The assault on the judiciary is especially revealing. The vicious attacks on Judge George Greer, the Florida jurist who presided over the Schiavo case, reveal the bizarre nature of right-wing Christian fantasies. A regular recipient of hate mail and threats against his life that required him to walk to court with an armed marshal, Judge Greer is a lifelong Southern Baptist, a regular in church and a conservative Republican. None of those credentials protected him from the assaults of fellow Christians, including messages saying he would go straight to Hell. What he found "exasperating," he told a journalist, "is that my faith is based on forgiveness because that's what God did. . . . When I see people in my faith being extremely judgmental, it's very disconcerting."
Nearly all of the demonized judges are, in fact, practicing Christians, not secular humanists. Perhaps half of them are Republican appointees, and at least that many regard themselves as conservatives. In addition to Greer, most of the judges of the 11th Circuit who upheld his rulings, as well as most of the Supreme Court justices who declined to intervene, consider themselves Christian. And so it goes around the country, even including many, if not most, of the judges in the California-based 9th Circuit, the regular object of President Bush's ridicule. And, lest we forget, Charles Darwin himself was a serious Christian.

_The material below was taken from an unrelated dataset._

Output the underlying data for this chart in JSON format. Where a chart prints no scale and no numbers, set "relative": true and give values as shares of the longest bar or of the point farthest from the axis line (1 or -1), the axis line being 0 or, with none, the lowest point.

The history of a Christian church divided against itself is a long and bloody one. People calling themselves Christians have stood for war and peace, subjugation and brotherhood, communism and capitalism, privilege and equality, enslavement and liberty, imperialism and isolation.
That is one reason Thomas Jefferson insisted on religious liberty in the new republic. In his Virginia Act for Establishing Religious Freedom, he wrote that "millions of innocent men, women, and children, since the introduction of Christianity, have been burnt, tortured, fined, imprisoned; yet we have not advanced one inch toward uniformity."

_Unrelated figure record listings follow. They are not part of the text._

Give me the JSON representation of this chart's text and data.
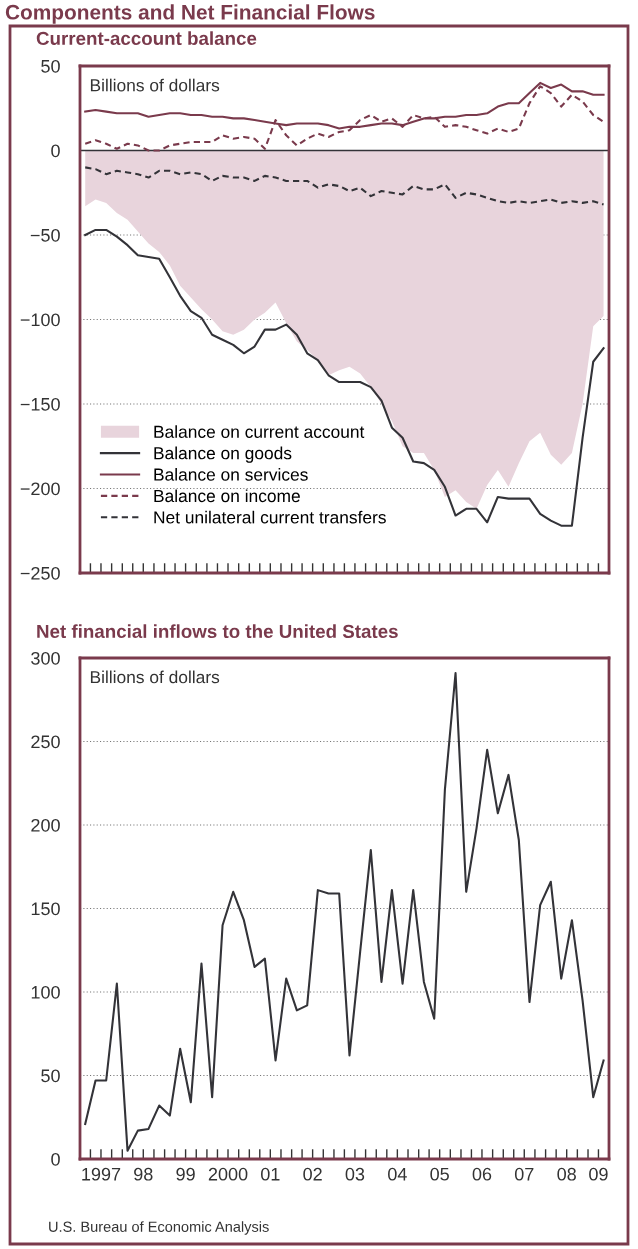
{
  "chart_data": [
    {
      "type": "line",
      "title": "Components and Net Financial Flows",
      "subtitle": "Current-account balance",
      "ylabel": "Billions of dollars",
      "x": [
        "1997-02-15",
        "1997-05-15",
        "1997-08-15",
        "1997-11-15",
        "1998-02-15",
        "1998-05-15",
        "1998-08-15",
        "1998-11-15",
        "1999-02-15",
        "1999-05-15",
        "1999-08-15",
        "1999-11-15",
        "2000-02-15",
        "2000-05-15",
        "2000-08-15",
        "2000-11-15",
        "2001-02-15",
        "2001-05-15",
        "2001-08-15",
        "2001-11-15",
        "2002-02-15",
        "2002-05-15",
        "2002-08-15",
        "2002-11-15",
        "2003-02-15",
        "2003-05-15",
        "2003-08-15",
        "2003-11-15",
        "2004-02-15",
        "2004-05-15",
        "2004-08-15",
        "2004-11-15",
        "2005-02-15",
        "2005-05-15",
        "2005-08-15",
        "2005-11-15",
        "2006-02-15",
        "2006-05-15",
        "2006-08-15",
        "2006-11-15",
        "2007-02-15",
        "2007-05-15",
        "2007-08-15",
        "2007-11-15",
        "2008-02-15",
        "2008-05-15",
        "2008-08-15",
        "2008-11-15",
        "2009-02-15",
        "2009-05-15"
      ],
      "series": [
        {
          "name": "Balance on current account",
          "type": "area",
          "color": "#e8d4dc",
          "values": [
            -33,
            -29,
            -31,
            -37,
            -41,
            -48,
            -55,
            -60,
            -68,
            -80,
            -87,
            -94,
            -100,
            -107,
            -109,
            -106,
            -100,
            -96,
            -90,
            -102,
            -113,
            -118,
            -124,
            -133,
            -130,
            -128,
            -132,
            -140,
            -150,
            -160,
            -175,
            -179,
            -179,
            -189,
            -205,
            -201,
            -208,
            -212,
            -198,
            -189,
            -199,
            -185,
            -172,
            -167,
            -180,
            -186,
            -179,
            -150,
            -104,
            -98
          ]
        },
        {
          "name": "Balance on goods",
          "type": "line",
          "color": "#333338",
          "line_style": "solid",
          "values": [
            -50,
            -47,
            -47,
            -51,
            -56,
            -62,
            -63,
            -64,
            -75,
            -86,
            -95,
            -99,
            -109,
            -112,
            -115,
            -120,
            -116,
            -106,
            -106,
            -103,
            -109,
            -120,
            -124,
            -133,
            -137,
            -137,
            -137,
            -140,
            -148,
            -164,
            -170,
            -184,
            -185,
            -189,
            -199,
            -216,
            -212,
            -212,
            -220,
            -205,
            -206,
            -206,
            -206,
            -215,
            -219,
            -222,
            -222,
            -170,
            -125,
            -117
          ]
        },
        {
          "name": "Balance on services",
          "type": "line",
          "color": "#7a3a4c",
          "line_style": "solid",
          "values": [
            23,
            24,
            23,
            22,
            22,
            22,
            20,
            21,
            22,
            22,
            21,
            21,
            20,
            20,
            19,
            19,
            18,
            17,
            16,
            15,
            16,
            16,
            16,
            15,
            13,
            14,
            14,
            15,
            16,
            16,
            15,
            17,
            19,
            19,
            20,
            20,
            21,
            21,
            22,
            26,
            28,
            28,
            34,
            40,
            37,
            39,
            35,
            35,
            33,
            33
          ]
        },
        {
          "name": "Balance on income",
          "type": "line",
          "color": "#7a3a4c",
          "line_style": "dashed",
          "values": [
            4,
            6,
            4,
            1,
            4,
            3,
            0,
            0,
            3,
            4,
            5,
            5,
            5,
            9,
            7,
            8,
            7,
            1,
            18,
            9,
            3,
            7,
            10,
            8,
            11,
            12,
            18,
            21,
            17,
            19,
            14,
            21,
            19,
            20,
            14,
            15,
            14,
            12,
            10,
            13,
            11,
            13,
            28,
            38,
            34,
            26,
            33,
            29,
            21,
            17
          ]
        },
        {
          "name": "Net unilateral current transfers",
          "type": "line",
          "color": "#333338",
          "line_style": "dashed",
          "values": [
            -10,
            -11,
            -14,
            -12,
            -13,
            -14,
            -16,
            -12,
            -12,
            -14,
            -13,
            -14,
            -18,
            -15,
            -16,
            -16,
            -18,
            -15,
            -16,
            -18,
            -18,
            -18,
            -22,
            -20,
            -21,
            -24,
            -22,
            -27,
            -24,
            -25,
            -26,
            -21,
            -23,
            -23,
            -20,
            -28,
            -25,
            -26,
            -28,
            -30,
            -31,
            -30,
            -31,
            -30,
            -29,
            -31,
            -30,
            -31,
            -30,
            -32
          ]
        }
      ],
      "xlim": [
        "1997-01-01",
        "2009-07-01"
      ],
      "ylim": [
        -250,
        50
      ],
      "yticks": [
        -250,
        -200,
        -150,
        -100,
        -50,
        0,
        50
      ],
      "xticks": [
        {
          "value": "1997-04-01",
          "label": null
        },
        {
          "value": "1997-07-01",
          "label": null
        },
        {
          "value": "1997-10-01",
          "label": null
        },
        {
          "value": "1998-01-01",
          "label": null
        },
        {
          "value": "1998-04-01",
          "label": null
        },
        {
          "value": "1998-07-01",
          "label": null
        },
        {
          "value": "1998-10-01",
          "label": null
        },
        {
          "value": "1999-01-01",
          "label": null
        },
        {
          "value": "1999-04-01",
          "label": null
        },
        {
          "value": "1999-07-01",
          "label": null
        },
        {
          "value": "1999-10-01",
          "label": null
        },
        {
          "value": "2000-01-01",
          "label": null
        },
        {
          "value": "2000-04-01",
          "label": null
        },
        {
          "value": "2000-07-01",
          "label": null
        },
        {
          "value": "2000-10-01",
          "label": null
        },
        {
          "value": "2001-01-01",
          "label": null
        },
        {
          "value": "2001-04-01",
          "label": null
        },
        {
          "value": "2001-07-01",
          "label": null
        },
        {
          "value": "2001-10-01",
          "label": null
        },
        {
          "value": "2002-01-01",
          "label": null
        },
        {
          "value": "2002-04-01",
          "label": null
        },
        {
          "value": "2002-07-01",
          "label": null
        },
        {
          "value": "2002-10-01",
          "label": null
        },
        {
          "value": "2003-01-01",
          "label": null
        },
        {
          "value": "2003-04-01",
          "label": null
        },
        {
          "value": "2003-07-01",
          "label": null
        },
        {
          "value": "2003-10-01",
          "label": null
        },
        {
          "value": "2004-01-01",
          "label": null
        },
        {
          "value": "2004-04-01",
          "label": null
        },
        {
          "value": "2004-07-01",
          "label": null
        },
        {
          "value": "2004-10-01",
          "label": null
        },
        {
          "value": "2005-01-01",
          "label": null
        },
        {
          "value": "2005-04-01",
          "label": null
        },
        {
          "value": "2005-07-01",
          "label": null
        },
        {
          "value": "2005-10-01",
          "label": null
        },
        {
          "value": "2006-01-01",
          "label": null
        },
        {
          "value": "2006-04-01",
          "label": null
        },
        {
          "value": "2006-07-01",
          "label": null
        },
        {
          "value": "2006-10-01",
          "label": null
        },
        {
          "value": "2007-01-01",
          "label": null
        },
        {
          "value": "2007-04-01",
          "label": null
        },
        {
          "value": "2007-07-01",
          "label": null
        },
        {
          "value": "2007-10-01",
          "label": null
        },
        {
          "value": "2008-01-01",
          "label": null
        },
        {
          "value": "2008-04-01",
          "label": null
        },
        {
          "value": "2008-07-01",
          "label": null
        },
        {
          "value": "2008-10-01",
          "label": null
        },
        {
          "value": "2009-01-01",
          "label": null
        },
        {
          "value": "2009-04-01",
          "label": null
        }
      ],
      "tick_labels": "y",
      "grid": "y",
      "legend": "lower left",
      "ref_lines": [
        {
          "axis": "y",
          "value": 0,
          "color": "#333338",
          "line_style": "solid"
        }
      ]
    },
    {
      "type": "line",
      "title": "Net financial inflows to the United States",
      "ylabel": "Billions of dollars",
      "x": [
        "1997-02-15",
        "1997-05-15",
        "1997-08-15",
        "1997-11-15",
        "1998-02-15",
        "1998-05-15",
        "1998-08-15",
        "1998-11-15",
        "1999-02-15",
        "1999-05-15",
        "1999-08-15",
        "1999-11-15",
        "2000-02-15",
        "2000-05-15",
        "2000-08-15",
        "2000-11-15",
        "2001-02-15",
        "2001-05-15",
        "2001-08-15",
        "2001-11-15",
        "2002-02-15",
        "2002-05-15",
        "2002-08-15",
        "2002-11-15",
        "2003-02-15",
        "2003-05-15",
        "2003-08-15",
        "2003-11-15",
        "2004-02-15",
        "2004-05-15",
        "2004-08-15",
        "2004-11-15",
        "2005-02-15",
        "2005-05-15",
        "2005-08-15",
        "2005-11-15",
        "2006-02-15",
        "2006-05-15",
        "2006-08-15",
        "2006-11-15",
        "2007-02-15",
        "2007-05-15",
        "2007-08-15",
        "2007-11-15",
        "2008-02-15",
        "2008-05-15",
        "2008-08-15",
        "2008-11-15",
        "2009-02-15",
        "2009-05-15"
      ],
      "series": [
        {
          "color": "#333338",
          "values": [
            21,
            47,
            47,
            105,
            5,
            17,
            18,
            32,
            26,
            66,
            34,
            117,
            37,
            140,
            160,
            143,
            115,
            120,
            59,
            108,
            89,
            92,
            161,
            159,
            159,
            62,
            124,
            185,
            106,
            161,
            105,
            161,
            106,
            84,
            221,
            291,
            160,
            198,
            245,
            207,
            230,
            191,
            94,
            152,
            166,
            108,
            143,
            95,
            37,
            59
          ]
        }
      ],
      "xlim": [
        "1997-01-01",
        "2009-07-01"
      ],
      "ylim": [
        0,
        300
      ],
      "yticks": [
        0,
        50,
        100,
        150,
        200,
        250,
        300
      ],
      "xticks": [
        {
          "value": "1997-04-01",
          "label": null
        },
        {
          "value": "1997-07-01",
          "label": "1997"
        },
        {
          "value": "1997-10-01",
          "label": null
        },
        {
          "value": "1998-01-01",
          "label": null
        },
        {
          "value": "1998-04-01",
          "label": null
        },
        {
          "value": "1998-07-01",
          "label": "98"
        },
        {
          "value": "1998-10-01",
          "label": null
        },
        {
          "value": "1999-01-01",
          "label": null
        },
        {
          "value": "1999-04-01",
          "label": null
        },
        {
          "value": "1999-07-01",
          "label": "99"
        },
        {
          "value": "1999-10-01",
          "label": null
        },
        {
          "value": "2000-01-01",
          "label": null
        },
        {
          "value": "2000-04-01",
          "label": null
        },
        {
          "value": "2000-07-01",
          "label": "2000"
        },
        {
          "value": "2000-10-01",
          "label": null
        },
        {
          "value": "2001-01-01",
          "label": null
        },
        {
          "value": "2001-04-01",
          "label": null
        },
        {
          "value": "2001-07-01",
          "label": "01"
        },
        {
          "value": "2001-10-01",
          "label": null
        },
        {
          "value": "2002-01-01",
          "label": null
        },
        {
          "value": "2002-04-01",
          "label": null
        },
        {
          "value": "2002-07-01",
          "label": "02"
        },
        {
          "value": "2002-10-01",
          "label": null
        },
        {
          "value": "2003-01-01",
          "label": null
        },
        {
          "value": "2003-04-01",
          "label": null
        },
        {
          "value": "2003-07-01",
          "label": "03"
        },
        {
          "value": "2003-10-01",
          "label": null
        },
        {
          "value": "2004-01-01",
          "label": null
        },
        {
          "value": "2004-04-01",
          "label": null
        },
        {
          "value": "2004-07-01",
          "label": "04"
        },
        {
          "value": "2004-10-01",
          "label": null
        },
        {
          "value": "2005-01-01",
          "label": null
        },
        {
          "value": "2005-04-01",
          "label": null
        },
        {
          "value": "2005-07-01",
          "label": "05"
        },
        {
          "value": "2005-10-01",
          "label": null
        },
        {
          "value": "2006-01-01",
          "label": null
        },
        {
          "value": "2006-04-01",
          "label": null
        },
        {
          "value": "2006-07-01",
          "label": "06"
        },
        {
          "value": "2006-10-01",
          "label": null
        },
        {
          "value": "2007-01-01",
          "label": null
        },
        {
          "value": "2007-04-01",
          "label": null
        },
        {
          "value": "2007-07-01",
          "label": "07"
        },
        {
          "value": "2007-10-01",
          "label": null
        },
        {
          "value": "2008-01-01",
          "label": null
        },
        {
          "value": "2008-04-01",
          "label": null
        },
        {
          "value": "2008-07-01",
          "label": "08"
        },
        {
          "value": "2008-10-01",
          "label": null
        },
        {
          "value": "2009-01-01",
          "label": null
        },
        {
          "value": "2009-04-01",
          "label": "09"
        }
      ],
      "grid": "y",
      "annotations": [
        "U.S. Bureau of Economic Analysis"
      ]
    }
  ]
}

The present war within the Christian fold is perhaps more threatening to the republic than any of the previous intramural disputes. Right-wing religious zealots, working in partnership with the secularists who have advised President Bush, are a threat to the most fundamental of American principles. The founders of our nation welcomed and planned for spirited debate over public policies, including the role of the judiciary. But as sons of the Enlightenment, they looked to found a republic in which the outcome of those debates would turn on reason and evidence, not on disputed religious dogma. They planned wisely for principles that are now under wide assault.
All Americans, of whatever religious or non-religious persuasion, need to be on the alert to preserve those principles. The burden falls especially heavily on the mainstream Christians who are slowly awakening to the gravity of the challenge facing them. Too long tolerant of their brethren, too much given to forgiveness rather than to confrontation, they need to mount a spirited, nationwide response to what constitutes a dangerous distortion of Christian truths and a frightening threat to the republic they love.
The writer is professor emeritus of southern and civil rights history at the University of Virginia.